Notifications begin to be aggregated when a large number of alerts are received in a short period of time. VictorOps will automatically start this process when an alert storm is detected, to limit the number of notifications paging out. In order to completely mute all or specific alerts, see Rules Engine Transformations.
Notification Aggregation is triggered only in the event that three unique incidents are opened within a 60-second window. Once Notification Aggregation is triggered notifications for new incidents will not immediately send upon opening but rather on a one-minute interval. A single notification will then display the number of incidents the user is being paged for — rather than for each. The medium of the notification sent will align with whichever methods are specified within the user’s personal paging policy of which they are in. Furthermore, if no new incidents arrive and the triggered alerts remain unacknowledged the next page will follow the user’s paging policy.
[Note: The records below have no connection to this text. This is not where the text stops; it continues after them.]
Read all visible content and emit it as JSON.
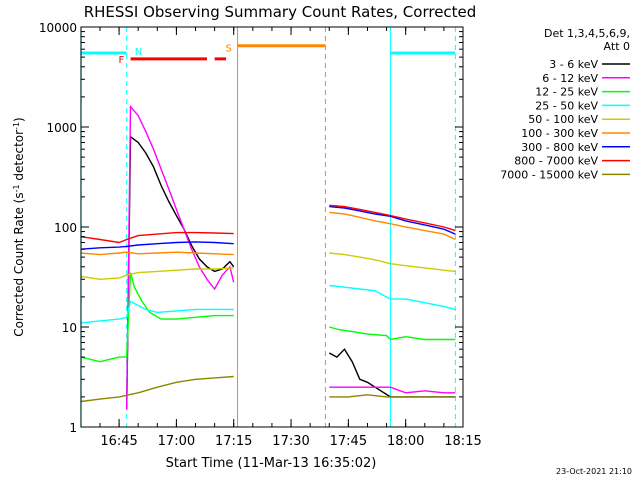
{
  "title": "RHESSI Observing Summary Count Rates, Corrected",
  "footer_date": "23-Oct-2021 21:10",
  "chart_data": {
    "type": "line",
    "title": "RHESSI Observing Summary Count Rates, Corrected",
    "xlabel": "Start Time (11-Mar-13 16:35:02)",
    "ylabel": "Corrected Count Rate (s⁻¹ detector⁻¹)",
    "ylabel_main": "Corrected Count Rate (s",
    "ylabel_exp1": "-1",
    "ylabel_mid": " detector",
    "ylabel_exp2": "-1",
    "ylabel_end": ")",
    "yscale": "log",
    "ylim": [
      1,
      10000
    ],
    "xlim": [
      "16:35:02",
      "18:15:00"
    ],
    "x_ticks": [
      "16:45",
      "17:00",
      "17:15",
      "17:30",
      "17:45",
      "18:00",
      "18:15"
    ],
    "y_ticks": [
      {
        "value": 1,
        "label": "1"
      },
      {
        "value": 10,
        "label": "10"
      },
      {
        "value": 100,
        "label": "100"
      },
      {
        "value": 1000,
        "label": "1000"
      },
      {
        "value": 10000,
        "label": "10000"
      }
    ],
    "grid": false,
    "legend_placement": "right",
    "legend_header": [
      "Det 1,3,4,5,6,9,",
      "Att 0"
    ],
    "series": [
      {
        "name": "3 - 6 keV",
        "color": "#000000",
        "points": [
          [
            "16:35",
            1.5
          ],
          [
            "16:47",
            1.5
          ],
          [
            "16:48",
            800
          ],
          [
            "16:50",
            700
          ],
          [
            "16:52",
            550
          ],
          [
            "16:54",
            400
          ],
          [
            "16:56",
            260
          ],
          [
            "16:58",
            180
          ],
          [
            "17:00",
            130
          ],
          [
            "17:02",
            95
          ],
          [
            "17:04",
            65
          ],
          [
            "17:06",
            48
          ],
          [
            "17:08",
            40
          ],
          [
            "17:10",
            36
          ],
          [
            "17:12",
            38
          ],
          [
            "17:14",
            45
          ],
          [
            "17:15",
            40
          ],
          [
            "17:40",
            5.5
          ],
          [
            "17:42",
            5
          ],
          [
            "17:44",
            6
          ],
          [
            "17:46",
            4.5
          ],
          [
            "17:48",
            3
          ],
          [
            "17:50",
            2.8
          ],
          [
            "17:52",
            2.5
          ],
          [
            "17:56",
            2
          ],
          [
            "18:00",
            2
          ],
          [
            "18:05",
            2
          ],
          [
            "18:10",
            2
          ],
          [
            "18:13",
            2
          ]
        ]
      },
      {
        "name": "6 - 12 keV",
        "color": "#ff00ff",
        "points": [
          [
            "16:35",
            1.5
          ],
          [
            "16:47",
            1.5
          ],
          [
            "16:48",
            1600
          ],
          [
            "16:50",
            1300
          ],
          [
            "16:52",
            900
          ],
          [
            "16:54",
            600
          ],
          [
            "16:56",
            380
          ],
          [
            "16:58",
            240
          ],
          [
            "17:00",
            150
          ],
          [
            "17:02",
            95
          ],
          [
            "17:04",
            60
          ],
          [
            "17:06",
            40
          ],
          [
            "17:08",
            30
          ],
          [
            "17:10",
            24
          ],
          [
            "17:12",
            33
          ],
          [
            "17:14",
            40
          ],
          [
            "17:15",
            28
          ],
          [
            "17:40",
            2.5
          ],
          [
            "17:50",
            2.5
          ],
          [
            "17:56",
            2.5
          ],
          [
            "18:00",
            2.2
          ],
          [
            "18:05",
            2.3
          ],
          [
            "18:10",
            2.2
          ],
          [
            "18:13",
            2.2
          ]
        ]
      },
      {
        "name": "12 - 25 keV",
        "color": "#00ff00",
        "points": [
          [
            "16:35",
            5
          ],
          [
            "16:40",
            4.5
          ],
          [
            "16:45",
            5
          ],
          [
            "16:47",
            5
          ],
          [
            "16:48",
            35
          ],
          [
            "16:49",
            25
          ],
          [
            "16:51",
            18
          ],
          [
            "16:53",
            14
          ],
          [
            "16:56",
            12
          ],
          [
            "17:00",
            12
          ],
          [
            "17:05",
            12.5
          ],
          [
            "17:10",
            13
          ],
          [
            "17:15",
            13
          ],
          [
            "17:40",
            10
          ],
          [
            "17:42",
            9.5
          ],
          [
            "17:46",
            9
          ],
          [
            "17:50",
            8.5
          ],
          [
            "17:55",
            8.2
          ],
          [
            "17:56",
            7.5
          ],
          [
            "18:00",
            8
          ],
          [
            "18:05",
            7.5
          ],
          [
            "18:10",
            7.5
          ],
          [
            "18:13",
            7.5
          ]
        ]
      },
      {
        "name": "25 - 50 keV",
        "color": "#00ffff",
        "points": [
          [
            "16:35",
            11
          ],
          [
            "16:40",
            11.5
          ],
          [
            "16:45",
            12
          ],
          [
            "16:47",
            12.5
          ],
          [
            "16:48",
            18
          ],
          [
            "16:52",
            15
          ],
          [
            "16:55",
            14
          ],
          [
            "17:00",
            14.5
          ],
          [
            "17:05",
            15
          ],
          [
            "17:10",
            15
          ],
          [
            "17:15",
            15
          ],
          [
            "17:40",
            26
          ],
          [
            "17:44",
            25
          ],
          [
            "17:48",
            24
          ],
          [
            "17:52",
            23
          ],
          [
            "17:56",
            19
          ],
          [
            "18:00",
            19
          ],
          [
            "18:05",
            17.5
          ],
          [
            "18:10",
            16
          ],
          [
            "18:13",
            15
          ]
        ]
      },
      {
        "name": "50 - 100 keV",
        "color": "#cccc00",
        "points": [
          [
            "16:35",
            32
          ],
          [
            "16:40",
            30
          ],
          [
            "16:45",
            31
          ],
          [
            "16:47",
            33
          ],
          [
            "16:50",
            35
          ],
          [
            "16:55",
            36
          ],
          [
            "17:00",
            37
          ],
          [
            "17:05",
            38
          ],
          [
            "17:10",
            38
          ],
          [
            "17:15",
            39
          ],
          [
            "17:40",
            55
          ],
          [
            "17:44",
            53
          ],
          [
            "17:48",
            50
          ],
          [
            "17:52",
            47
          ],
          [
            "17:56",
            43
          ],
          [
            "18:00",
            41
          ],
          [
            "18:05",
            39
          ],
          [
            "18:10",
            37
          ],
          [
            "18:13",
            36
          ]
        ]
      },
      {
        "name": "100 - 300 keV",
        "color": "#ff8800",
        "points": [
          [
            "16:35",
            55
          ],
          [
            "16:40",
            53
          ],
          [
            "16:45",
            55
          ],
          [
            "16:47",
            56
          ],
          [
            "16:50",
            54
          ],
          [
            "16:55",
            55
          ],
          [
            "17:00",
            56
          ],
          [
            "17:05",
            55
          ],
          [
            "17:10",
            54
          ],
          [
            "17:15",
            53
          ],
          [
            "17:40",
            140
          ],
          [
            "17:44",
            135
          ],
          [
            "17:48",
            125
          ],
          [
            "17:52",
            115
          ],
          [
            "17:56",
            108
          ],
          [
            "18:00",
            100
          ],
          [
            "18:05",
            92
          ],
          [
            "18:10",
            85
          ],
          [
            "18:13",
            75
          ]
        ]
      },
      {
        "name": "300 - 800 keV",
        "color": "#0000ff",
        "points": [
          [
            "16:35",
            60
          ],
          [
            "16:40",
            62
          ],
          [
            "16:45",
            63
          ],
          [
            "16:47",
            64
          ],
          [
            "16:50",
            66
          ],
          [
            "16:55",
            68
          ],
          [
            "17:00",
            70
          ],
          [
            "17:05",
            71
          ],
          [
            "17:10",
            70
          ],
          [
            "17:15",
            68
          ],
          [
            "17:40",
            160
          ],
          [
            "17:44",
            155
          ],
          [
            "17:48",
            145
          ],
          [
            "17:52",
            135
          ],
          [
            "17:56",
            128
          ],
          [
            "18:00",
            115
          ],
          [
            "18:05",
            105
          ],
          [
            "18:10",
            95
          ],
          [
            "18:13",
            85
          ]
        ]
      },
      {
        "name": "800 - 7000 keV",
        "color": "#ff0000",
        "points": [
          [
            "16:35",
            80
          ],
          [
            "16:40",
            75
          ],
          [
            "16:45",
            70
          ],
          [
            "16:47",
            75
          ],
          [
            "16:50",
            82
          ],
          [
            "16:55",
            85
          ],
          [
            "17:00",
            88
          ],
          [
            "17:05",
            88
          ],
          [
            "17:10",
            87
          ],
          [
            "17:15",
            86
          ],
          [
            "17:40",
            165
          ],
          [
            "17:44",
            160
          ],
          [
            "17:48",
            150
          ],
          [
            "17:52",
            140
          ],
          [
            "17:56",
            130
          ],
          [
            "18:00",
            120
          ],
          [
            "18:05",
            110
          ],
          [
            "18:10",
            100
          ],
          [
            "18:13",
            92
          ]
        ]
      },
      {
        "name": "7000 - 15000 keV",
        "color": "#888800",
        "points": [
          [
            "16:35",
            1.8
          ],
          [
            "16:40",
            1.9
          ],
          [
            "16:45",
            2
          ],
          [
            "16:50",
            2.2
          ],
          [
            "16:55",
            2.5
          ],
          [
            "17:00",
            2.8
          ],
          [
            "17:05",
            3
          ],
          [
            "17:10",
            3.1
          ],
          [
            "17:15",
            3.2
          ],
          [
            "17:40",
            2
          ],
          [
            "17:45",
            2
          ],
          [
            "17:50",
            2.1
          ],
          [
            "17:55",
            2
          ],
          [
            "18:00",
            2
          ],
          [
            "18:05",
            2
          ],
          [
            "18:10",
            2
          ],
          [
            "18:13",
            2
          ]
        ]
      }
    ],
    "annotations": [
      {
        "label": "N",
        "color": "#00ffff",
        "kind": "night",
        "segments": [
          [
            "16:35",
            "16:47"
          ],
          [
            "17:56",
            "18:13"
          ]
        ],
        "y": 5500,
        "boundaries": [
          "16:35",
          "16:47",
          "17:56",
          "18:13"
        ]
      },
      {
        "label": "S",
        "color": "#ff8800",
        "kind": "saa",
        "segments": [
          [
            "17:16",
            "17:39"
          ]
        ],
        "y": 6500,
        "boundaries": [
          "17:16",
          "17:39"
        ]
      },
      {
        "label": "F",
        "color": "#ff0000",
        "kind": "flare",
        "segments": [
          [
            "16:48",
            "17:08"
          ],
          [
            "17:10",
            "17:13"
          ]
        ],
        "y": 4800,
        "boundaries": []
      }
    ]
  }
}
When notification aggregation is not triggered, multiple incidents will page traditionally exactly as outlined in the personal paging policy of the user.
In order to exit Notification Aggregation, all incidents associated with the user– regardless of when they were opened in the process — must be acknowledged. Another way of phrasing this is the user must have zero incidents associated with them in the triggered state.
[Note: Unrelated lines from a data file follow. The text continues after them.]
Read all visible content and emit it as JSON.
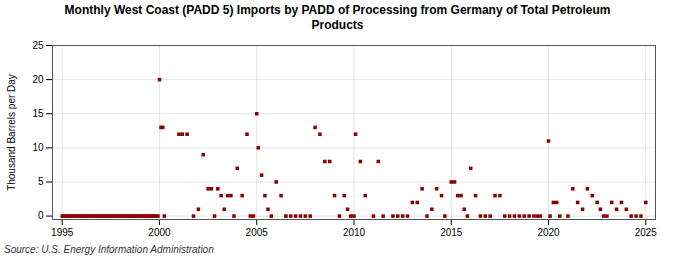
{
  "chart_data": {
    "type": "scatter",
    "title": "Monthly West Coast (PADD 5) Imports by PADD of Processing from Germany of Total Petroleum\nProducts",
    "ylabel": "Thousand Barrels per Day",
    "source": "Source: U.S. Energy Information Administration",
    "color": "#8b0000",
    "marker": "square",
    "grid": true,
    "xlim": [
      1994.5,
      2025.5
    ],
    "ylim": [
      -0.5,
      25
    ],
    "xticks": [
      1995,
      2000,
      2005,
      2010,
      2015,
      2020,
      2025
    ],
    "yticks": [
      0,
      5,
      10,
      15,
      20,
      25
    ],
    "x": [
      1995.0,
      1995.08,
      1995.17,
      1995.25,
      1995.33,
      1995.42,
      1995.5,
      1995.58,
      1995.67,
      1995.75,
      1995.83,
      1995.92,
      1996.0,
      1996.08,
      1996.17,
      1996.25,
      1996.33,
      1996.42,
      1996.5,
      1996.58,
      1996.67,
      1996.75,
      1996.83,
      1996.92,
      1997.0,
      1997.08,
      1997.17,
      1997.25,
      1997.33,
      1997.42,
      1997.5,
      1997.58,
      1997.67,
      1997.75,
      1997.83,
      1997.92,
      1998.0,
      1998.08,
      1998.17,
      1998.25,
      1998.33,
      1998.42,
      1998.5,
      1998.58,
      1998.67,
      1998.75,
      1998.83,
      1998.92,
      1999.0,
      1999.08,
      1999.17,
      1999.25,
      1999.33,
      1999.42,
      1999.5,
      1999.58,
      1999.67,
      1999.75,
      1999.83,
      1999.92,
      2000.0,
      2000.08,
      2000.17,
      2000.25,
      2001.0,
      2001.17,
      2001.42,
      2001.75,
      2002.0,
      2002.25,
      2002.5,
      2002.67,
      2002.83,
      2003.0,
      2003.17,
      2003.33,
      2003.5,
      2003.67,
      2003.83,
      2004.0,
      2004.25,
      2004.5,
      2004.67,
      2004.83,
      2005.0,
      2005.08,
      2005.25,
      2005.42,
      2005.58,
      2005.75,
      2006.0,
      2006.25,
      2006.5,
      2006.75,
      2007.0,
      2007.25,
      2007.5,
      2007.75,
      2008.0,
      2008.25,
      2008.5,
      2008.75,
      2009.0,
      2009.25,
      2009.5,
      2009.67,
      2009.83,
      2010.0,
      2010.08,
      2010.33,
      2010.58,
      2011.0,
      2011.25,
      2011.5,
      2012.0,
      2012.25,
      2012.5,
      2012.75,
      2013.0,
      2013.25,
      2013.5,
      2013.75,
      2014.0,
      2014.25,
      2014.5,
      2014.67,
      2015.0,
      2015.17,
      2015.33,
      2015.5,
      2015.67,
      2015.83,
      2016.0,
      2016.25,
      2016.5,
      2016.75,
      2017.0,
      2017.25,
      2017.5,
      2017.75,
      2018.0,
      2018.25,
      2018.5,
      2018.75,
      2019.0,
      2019.25,
      2019.42,
      2019.58,
      2020.0,
      2020.08,
      2020.25,
      2020.42,
      2020.58,
      2021.0,
      2021.25,
      2021.5,
      2021.75,
      2022.0,
      2022.25,
      2022.5,
      2022.67,
      2022.83,
      2023.0,
      2023.25,
      2023.5,
      2023.75,
      2024.0,
      2024.25,
      2024.5,
      2024.75,
      2025.0
    ],
    "values": [
      0,
      0,
      0,
      0,
      0,
      0,
      0,
      0,
      0,
      0,
      0,
      0,
      0,
      0,
      0,
      0,
      0,
      0,
      0,
      0,
      0,
      0,
      0,
      0,
      0,
      0,
      0,
      0,
      0,
      0,
      0,
      0,
      0,
      0,
      0,
      0,
      0,
      0,
      0,
      0,
      0,
      0,
      0,
      0,
      0,
      0,
      0,
      0,
      0,
      0,
      0,
      0,
      0,
      0,
      0,
      0,
      0,
      0,
      0,
      0,
      20,
      13,
      13,
      0,
      12,
      12,
      12,
      0,
      1,
      9,
      4,
      4,
      0,
      4,
      3,
      1,
      3,
      3,
      0,
      7,
      3,
      12,
      0,
      0,
      15,
      10,
      6,
      3,
      1,
      0,
      5,
      3,
      0,
      0,
      0,
      0,
      0,
      0,
      13,
      12,
      8,
      8,
      3,
      0,
      3,
      1,
      0,
      0,
      12,
      8,
      3,
      0,
      8,
      0,
      0,
      0,
      0,
      0,
      2,
      2,
      4,
      0,
      1,
      4,
      3,
      0,
      5,
      5,
      3,
      3,
      1,
      0,
      7,
      3,
      0,
      0,
      0,
      3,
      3,
      0,
      0,
      0,
      0,
      0,
      0,
      0,
      0,
      0,
      11,
      0,
      2,
      2,
      0,
      0,
      4,
      2,
      1,
      4,
      3,
      2,
      1,
      0,
      0,
      2,
      1,
      2,
      1,
      0,
      0,
      0,
      2
    ]
  }
}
Below is an explanation of a few different scenarios.
|Action in Timeline||Aggregation||Expected Response|
|Two incidents are created in the Timeline in under 60 seconds||x||Notifications sent out for both incidents to the user(s) on-call|
|Four Incidents are created in the Timeline in under 60 seconds||✓||Three notifications sent out during the first minute then one in the following minute|
|Ten Incidents are created in the Timeline every minute for five minutes||✓||Three notifications sent out during the first minute and then one for the following 4 minutes|
VictorOps aggregates alerts based on the entity_id field value within the incident payload. Below, in the Timeline, you will see incident #642 and four subsequent alerts tethered to it. If an Incident is in an Ack’d or Critical state while multiple alerts with the same entity_id continue to arrive in the Timeline, then the alerts will roll up under the incident and only page out based on the original alert.
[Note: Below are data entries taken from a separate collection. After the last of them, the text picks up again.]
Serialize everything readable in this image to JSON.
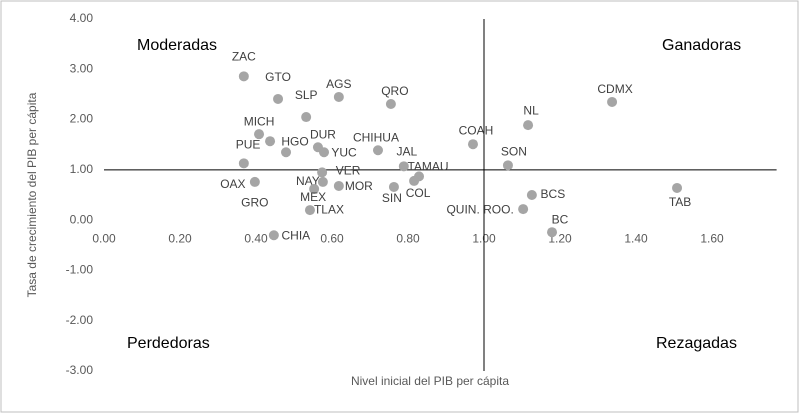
{
  "chart_data": {
    "type": "scatter",
    "x_label": "Nivel inicial del PIB per cápita",
    "y_label": "Tasa de crecimiento del PIB per cápita",
    "annotations": [
      "Moderadas",
      "Ganadoras",
      "Perdedoras",
      "Rezagadas"
    ],
    "labels": [
      "ZAC",
      "GTO",
      "SLP",
      "AGS",
      "QRO",
      "NL",
      "CDMX",
      "MICH",
      "PUE",
      "HGO",
      "OAX",
      "GRO",
      "DUR",
      "YUC",
      "CHIHUA",
      "COAH",
      "SON",
      "JAL",
      "TAMAU",
      "COL",
      "SIN",
      "MOR",
      "VER",
      "NAY",
      "MEX",
      "TLAX",
      "CHIA",
      "BCS",
      "QUIN. ROO.",
      "BC",
      "TAB"
    ],
    "x": [
      0.368,
      0.458,
      0.532,
      0.618,
      0.755,
      1.116,
      1.337,
      0.408,
      0.437,
      0.479,
      0.397,
      0.368,
      0.563,
      0.579,
      0.721,
      0.971,
      1.063,
      0.789,
      0.829,
      0.816,
      0.763,
      0.618,
      0.574,
      0.576,
      0.553,
      0.542,
      0.447,
      1.126,
      1.103,
      1.179,
      1.508
    ],
    "values": [
      2.86,
      2.41,
      2.05,
      2.45,
      2.31,
      1.89,
      2.35,
      1.71,
      1.57,
      1.35,
      0.76,
      1.13,
      1.45,
      1.35,
      1.39,
      1.51,
      1.09,
      1.07,
      0.87,
      0.78,
      0.66,
      0.68,
      0.95,
      0.76,
      0.62,
      0.2,
      -0.3,
      0.5,
      0.22,
      -0.24,
      0.64
    ],
    "color": "#a5a5a5",
    "xlim": [
      0,
      1.77
    ],
    "xticks": [
      {
        "value": 0,
        "label": "0.00"
      },
      {
        "value": 0.2,
        "label": "0.20"
      },
      {
        "value": 0.4,
        "label": "0.40"
      },
      {
        "value": 0.6,
        "label": "0.60"
      },
      {
        "value": 0.8,
        "label": "0.80"
      },
      {
        "value": 1,
        "label": "1.00"
      },
      {
        "value": 1.2,
        "label": "1.20"
      },
      {
        "value": 1.4,
        "label": "1.40"
      },
      {
        "value": 1.6,
        "label": "1.60"
      }
    ],
    "ylim": [
      -3,
      4
    ],
    "yticks": [
      {
        "value": -3,
        "label": "-3.00"
      },
      {
        "value": -2,
        "label": "-2.00"
      },
      {
        "value": -1,
        "label": "-1.00"
      },
      {
        "value": 0,
        "label": "0.00"
      },
      {
        "value": 1,
        "label": "1.00"
      },
      {
        "value": 2,
        "label": "2.00"
      },
      {
        "value": 3,
        "label": "3.00"
      },
      {
        "value": 4,
        "label": "4.00"
      }
    ],
    "reference_x": 1,
    "reference_y": 1
  }
}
This alert aggregation works with Critical, Warning, and Ack’d message types as long the entity_id is shared between events. For more information regarding fields like entity_id and message_type please see our Glossary of Fields documentation found here.
Please Note: Alerts aggregating under a Warning message_type will aggregate normally unless the message_type value of the alert changes status from Warning to Critical. If this value changes (escalates) in status from its source then any Ack’d incident will “Pop of of Ack” and return to a triggered state to start paging an on-call user.